Notre démarche a été de globaliser la demande de la Maîtrise d’ouvrage en liant architecture, architecture intérieure et design, nous permettant d’assumer l’entière responsabilité fonctionnelle et esthétique de l’oeuvre » explique Emmanuel Négroni.

Gommer les frontières entre l’architecture et le design

Connaissant l’évolution à venir d’un tel bâtiment (modification des supports présentés, évolution croissante des domaines espace jeunesse, adultes, ou multimédia), les architectes ont tenu à pouvoir gérer l’espace de la façon la plus libre possible. L’intérieur est combiné de manière à permettre une grande souplesse dans la disposition du mobilier. « Nous l’avons voulu adaptable, modifiable et mobile et faisant ainsi partie intégrante de la mise en scène intérieure. La mobilité est sans contrainte grâce à la réalisation de saignées techniques en faux plafond regroupant l’éclairage général, le courant fort et le courant faible. Il est alimenté en courant fort et faible grâce à des perches. L’utilisateur, peut donc, à sa convenance, recomposer les espaces sans modification structurelle » insiste Emmanuel Négroni.

Ce souci de modularité se retrouve dans le mobilier, également conçu par Négroni Archivision. Si le signal est fort avec un dessin qui se situe dans le prolongement de l’architecture, ce mobilier joue aussi la carte de la fonctionnalité. Les meubles sont donc déclinables et disposent de plusieurs fonctions (tables de consultation, bornes audio et OPAC, bacs à CD et DVD).

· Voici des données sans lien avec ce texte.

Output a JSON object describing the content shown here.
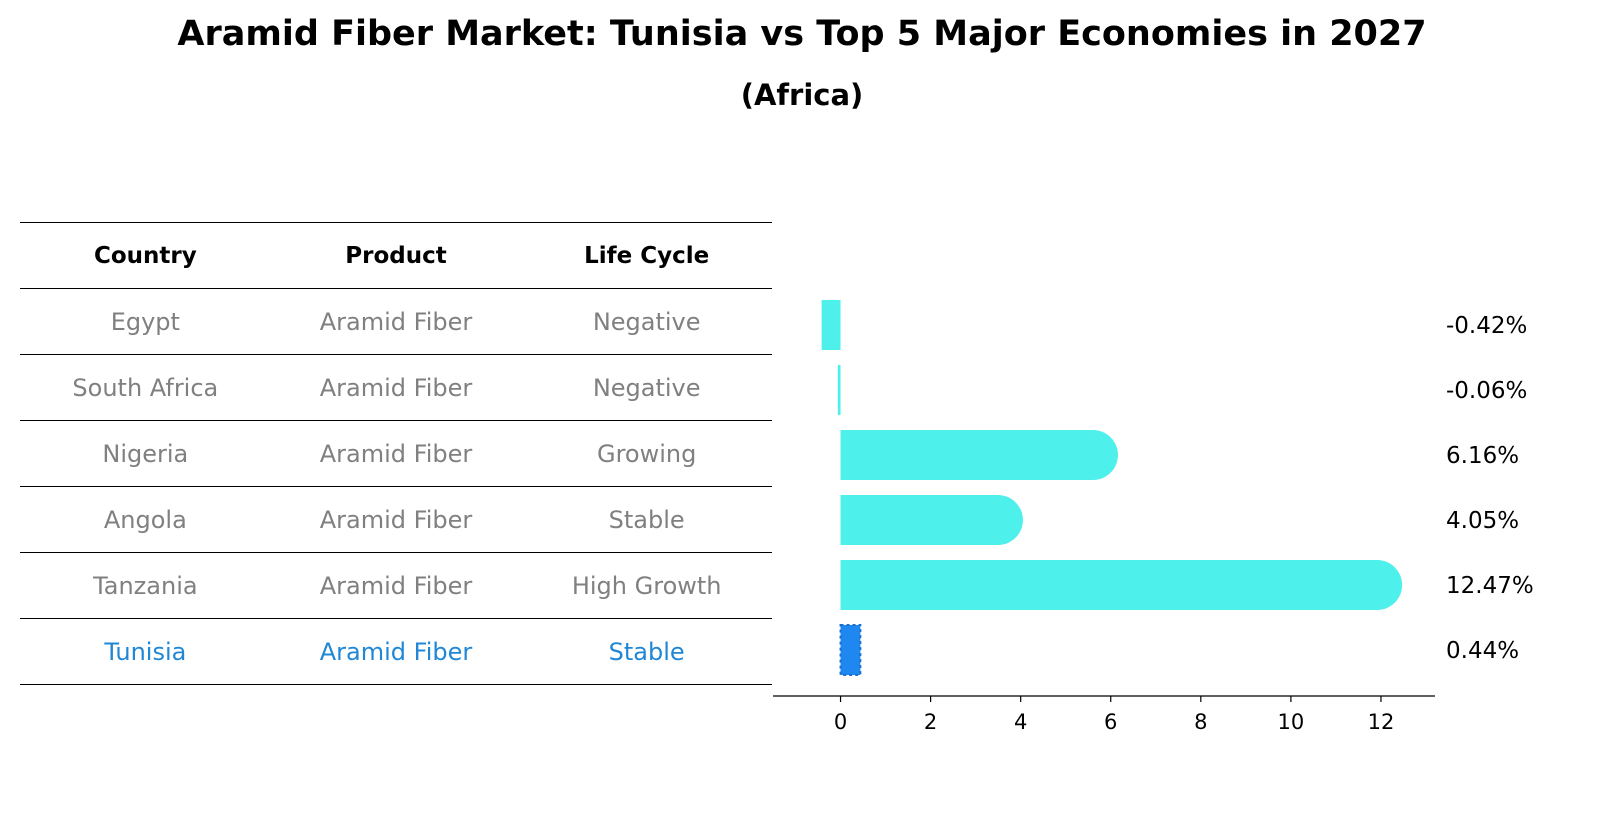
{
  "title": "Aramid Fiber Market: Tunisia vs Top 5 Major Economies in 2027",
  "subtitle": "(Africa)",
  "table": {
    "headers": [
      "Country",
      "Product",
      "Life Cycle"
    ],
    "rows": [
      {
        "country": "Egypt",
        "product": "Aramid Fiber",
        "life_cycle": "Negative"
      },
      {
        "country": "South Africa",
        "product": "Aramid Fiber",
        "life_cycle": "Negative"
      },
      {
        "country": "Nigeria",
        "product": "Aramid Fiber",
        "life_cycle": "Growing"
      },
      {
        "country": "Angola",
        "product": "Aramid Fiber",
        "life_cycle": "Stable"
      },
      {
        "country": "Tanzania",
        "product": "Aramid Fiber",
        "life_cycle": "High Growth"
      },
      {
        "country": "Tunisia",
        "product": "Aramid Fiber",
        "life_cycle": "Stable"
      }
    ]
  },
  "chart_data": {
    "type": "bar",
    "orientation": "horizontal",
    "categories": [
      "Egypt",
      "South Africa",
      "Nigeria",
      "Angola",
      "Tanzania",
      "Tunisia"
    ],
    "values": [
      -0.42,
      -0.06,
      6.16,
      4.05,
      12.47,
      0.44
    ],
    "value_labels": [
      "-0.42%",
      "-0.06%",
      "6.16%",
      "4.05%",
      "12.47%",
      "0.44%"
    ],
    "highlight": "Tunisia",
    "xlim": [
      -1.1,
      13.2
    ],
    "xticks": [
      0,
      2,
      4,
      6,
      8,
      10,
      12
    ],
    "colors": {
      "bar": "#4ef0ec",
      "highlight": "#1e88f0",
      "table_highlight": "#1f87d6",
      "table_text": "#808080"
    }
  }
}
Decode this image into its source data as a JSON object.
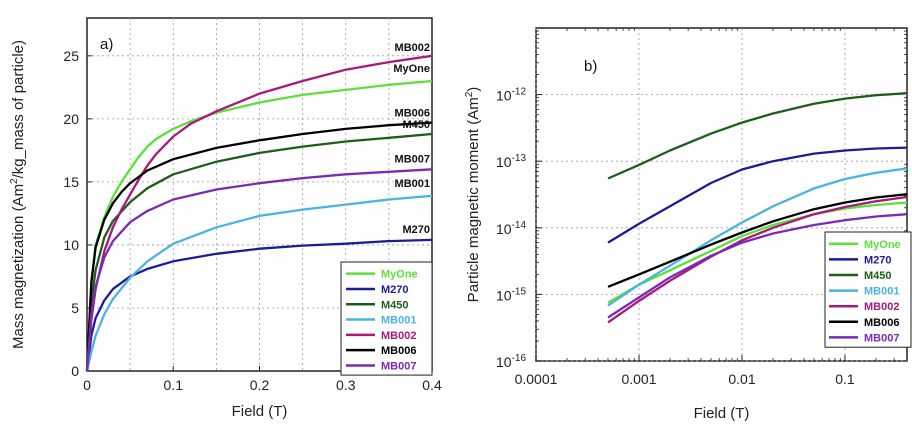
{
  "chart_data": [
    {
      "type": "line",
      "panel_label": "a)",
      "xlabel": "Field (T)",
      "ylabel_parts": [
        "Mass magnetization (Am",
        "2",
        "/kg_mass of particle)"
      ],
      "xlim": [
        0,
        0.4
      ],
      "ylim": [
        0,
        28
      ],
      "x_ticks": [
        0,
        0.1,
        0.2,
        0.3,
        0.4
      ],
      "x_tick_labels": [
        "0",
        "0.1",
        "0.2",
        "0.3",
        "0.4"
      ],
      "x_grid": [
        0.05,
        0.1,
        0.15,
        0.2,
        0.25,
        0.3,
        0.35
      ],
      "y_ticks": [
        0,
        5,
        10,
        15,
        20,
        25
      ],
      "y_tick_labels": [
        "0",
        "5",
        "10",
        "15",
        "20",
        "25"
      ],
      "grid": true,
      "legend_position": "bottom-right",
      "series": [
        {
          "name": "MyOne",
          "color": "#5ce03a",
          "annotation": "MyOne",
          "x": [
            0,
            0.005,
            0.01,
            0.02,
            0.03,
            0.04,
            0.05,
            0.06,
            0.07,
            0.08,
            0.1,
            0.12,
            0.15,
            0.2,
            0.25,
            0.3,
            0.35,
            0.4
          ],
          "y": [
            0,
            7,
            10,
            12.2,
            13.8,
            15,
            16,
            17,
            17.8,
            18.4,
            19.2,
            19.8,
            20.5,
            21.3,
            21.9,
            22.3,
            22.7,
            23
          ]
        },
        {
          "name": "M270",
          "color": "#1c1c9a",
          "annotation": "M270",
          "x": [
            0,
            0.005,
            0.01,
            0.02,
            0.03,
            0.05,
            0.07,
            0.1,
            0.15,
            0.2,
            0.25,
            0.3,
            0.35,
            0.4
          ],
          "y": [
            0,
            2.8,
            4.2,
            5.6,
            6.5,
            7.5,
            8.1,
            8.7,
            9.3,
            9.7,
            9.95,
            10.1,
            10.3,
            10.4
          ]
        },
        {
          "name": "M450",
          "color": "#1f5e1a",
          "annotation": "M450",
          "x": [
            0,
            0.005,
            0.01,
            0.02,
            0.03,
            0.05,
            0.07,
            0.1,
            0.15,
            0.2,
            0.25,
            0.3,
            0.35,
            0.4
          ],
          "y": [
            0,
            5.5,
            8,
            10.6,
            11.9,
            13.4,
            14.5,
            15.6,
            16.6,
            17.3,
            17.8,
            18.2,
            18.5,
            18.8
          ]
        },
        {
          "name": "MB001",
          "color": "#4ab4e0",
          "annotation": "MB001",
          "x": [
            0,
            0.005,
            0.01,
            0.02,
            0.03,
            0.05,
            0.07,
            0.1,
            0.15,
            0.2,
            0.25,
            0.3,
            0.35,
            0.4
          ],
          "y": [
            0,
            1.5,
            2.8,
            4.5,
            5.7,
            7.4,
            8.7,
            10.1,
            11.4,
            12.3,
            12.8,
            13.2,
            13.6,
            13.9
          ]
        },
        {
          "name": "MB002",
          "color": "#a8197e",
          "annotation": "MB002",
          "x": [
            0,
            0.005,
            0.01,
            0.02,
            0.03,
            0.04,
            0.05,
            0.06,
            0.07,
            0.08,
            0.1,
            0.12,
            0.15,
            0.2,
            0.25,
            0.3,
            0.35,
            0.4
          ],
          "y": [
            0,
            4,
            6.5,
            9.5,
            11.4,
            12.8,
            14,
            15.2,
            16.3,
            17.2,
            18.6,
            19.6,
            20.6,
            22,
            23,
            23.9,
            24.5,
            25
          ]
        },
        {
          "name": "MB006",
          "color": "#000000",
          "annotation": "MB006",
          "x": [
            0,
            0.005,
            0.01,
            0.02,
            0.03,
            0.04,
            0.05,
            0.07,
            0.1,
            0.15,
            0.2,
            0.25,
            0.3,
            0.35,
            0.4
          ],
          "y": [
            0,
            7,
            9.8,
            12,
            13.3,
            14.2,
            14.9,
            15.9,
            16.8,
            17.7,
            18.3,
            18.8,
            19.2,
            19.5,
            19.7
          ]
        },
        {
          "name": "MB007",
          "color": "#7a2bb5",
          "annotation": "MB007",
          "x": [
            0,
            0.005,
            0.01,
            0.02,
            0.03,
            0.05,
            0.07,
            0.1,
            0.15,
            0.2,
            0.25,
            0.3,
            0.35,
            0.4
          ],
          "y": [
            0,
            4.5,
            6.7,
            9,
            10.3,
            11.8,
            12.7,
            13.6,
            14.4,
            14.9,
            15.3,
            15.6,
            15.8,
            16
          ]
        }
      ]
    },
    {
      "type": "line",
      "panel_label": "b)",
      "xlabel": "Field (T)",
      "ylabel_parts": [
        "Particle magnetic moment (Am",
        "2",
        ")"
      ],
      "x_log": true,
      "y_log": true,
      "xlim": [
        0.0001,
        0.4
      ],
      "ylim": [
        1e-16,
        1e-11
      ],
      "x_ticks": [
        0.0001,
        0.001,
        0.01,
        0.1
      ],
      "x_tick_labels": [
        "0.0001",
        "0.001",
        "0.01",
        "0.1"
      ],
      "y_ticks": [
        1e-16,
        1e-15,
        1e-14,
        1e-13,
        1e-12
      ],
      "y_tick_labels": [
        [
          "10",
          "-16"
        ],
        [
          "10",
          "-15"
        ],
        [
          "10",
          "-14"
        ],
        [
          "10",
          "-13"
        ],
        [
          "10",
          "-12"
        ]
      ],
      "grid": true,
      "legend_position": "bottom-right",
      "series": [
        {
          "name": "MyOne",
          "color": "#5ce03a",
          "x": [
            0.0005,
            0.001,
            0.002,
            0.005,
            0.01,
            0.02,
            0.05,
            0.1,
            0.2,
            0.4
          ],
          "y": [
            7.5e-16,
            1.4e-15,
            2.3e-15,
            4.5e-15,
            7.5e-15,
            1.1e-14,
            1.6e-14,
            1.95e-14,
            2.2e-14,
            2.4e-14
          ]
        },
        {
          "name": "M270",
          "color": "#1c1c9a",
          "x": [
            0.0005,
            0.001,
            0.002,
            0.005,
            0.01,
            0.02,
            0.05,
            0.1,
            0.2,
            0.4
          ],
          "y": [
            6e-15,
            1.15e-14,
            2.1e-14,
            4.7e-14,
            7.5e-14,
            1e-13,
            1.3e-13,
            1.45e-13,
            1.55e-13,
            1.6e-13
          ]
        },
        {
          "name": "M450",
          "color": "#1f5e1a",
          "x": [
            0.0005,
            0.001,
            0.002,
            0.005,
            0.01,
            0.02,
            0.05,
            0.1,
            0.2,
            0.4
          ],
          "y": [
            5.5e-14,
            8.8e-14,
            1.45e-13,
            2.6e-13,
            3.8e-13,
            5.2e-13,
            7.3e-13,
            8.7e-13,
            9.8e-13,
            1.05e-12
          ]
        },
        {
          "name": "MB001",
          "color": "#4ab4e0",
          "x": [
            0.0005,
            0.001,
            0.002,
            0.005,
            0.01,
            0.02,
            0.05,
            0.1,
            0.2,
            0.4
          ],
          "y": [
            6.8e-16,
            1.4e-15,
            2.7e-15,
            6.5e-15,
            1.2e-14,
            2.1e-14,
            3.9e-14,
            5.4e-14,
            6.7e-14,
            7.8e-14
          ]
        },
        {
          "name": "MB002",
          "color": "#a8197e",
          "x": [
            0.0005,
            0.001,
            0.002,
            0.005,
            0.01,
            0.02,
            0.05,
            0.1,
            0.2,
            0.4
          ],
          "y": [
            3.8e-16,
            8e-16,
            1.6e-15,
            3.7e-15,
            6.5e-15,
            1e-14,
            1.6e-14,
            2.05e-14,
            2.5e-14,
            2.9e-14
          ]
        },
        {
          "name": "MB006",
          "color": "#000000",
          "x": [
            0.0005,
            0.001,
            0.002,
            0.005,
            0.01,
            0.02,
            0.05,
            0.1,
            0.2,
            0.4
          ],
          "y": [
            1.3e-15,
            2e-15,
            3.1e-15,
            5.6e-15,
            8.5e-15,
            1.25e-14,
            1.9e-14,
            2.4e-14,
            2.85e-14,
            3.2e-14
          ]
        },
        {
          "name": "MB007",
          "color": "#7a2bb5",
          "x": [
            0.0005,
            0.001,
            0.002,
            0.005,
            0.01,
            0.02,
            0.05,
            0.1,
            0.2,
            0.4
          ],
          "y": [
            4.5e-16,
            9e-16,
            1.8e-15,
            3.8e-15,
            6e-15,
            8.2e-15,
            1.1e-14,
            1.3e-14,
            1.48e-14,
            1.6e-14
          ]
        }
      ]
    }
  ]
}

Un système de vérin et de poulies intégrées dans les pieds leur permet de s’adapter à toutes les hauteurs suivant la fonction impartie (position basse 66 cm, position « bar » 80 cm et debout 90 cm). « Il nous semblait important d’attirer le visiteur grâce à des têtes de gondoles lumineuses présentant des ouvrages ouverts » justifie Emmanuel Négroni en expliquant qu’il est possible de décliner le mobilier aux autres médiathèques.
Pour ces meubles, les architectes ont réussi la prouesse de rester dans un budget équivalent à du mobilier acheté dans le commerce. « C’est en partie grâce à notre collaboration avec l’entreprise Pyrrhus qui a su trouver les solutions techniques adaptées au dessin originel » explique Emmanuel Négroni.  » Cette étude correspond à notre démarche artistique : réaliser dans un coût raisonnable des prestations personnelles, uniques et fonctionnelles sans frontière entre l’architecture et le design ».

 

Focus

FICHE TECHNIQUE

Maîtrise d’ouvrage : Agglomération montargoise et rives du Loing
Conception :
Négroni Archivision
Architecte mandataire : Carré d’Arche
BET : Iosis Centre
Shon : 4.500 m2
Consommation énergétique : 152 kW/h/m2 par an
Coût total : 8,5 millions d’euros (1.900 euros/m2)
Entreprises : Construction moderne (GO), Athema (façades), Meunier Colas (VRD), Normacadre (Charpente métallique), Cegelec (électricité), AFL Foessel (menuiseries intérieures), Colomba (peintures), Pyrrhus (mobilier).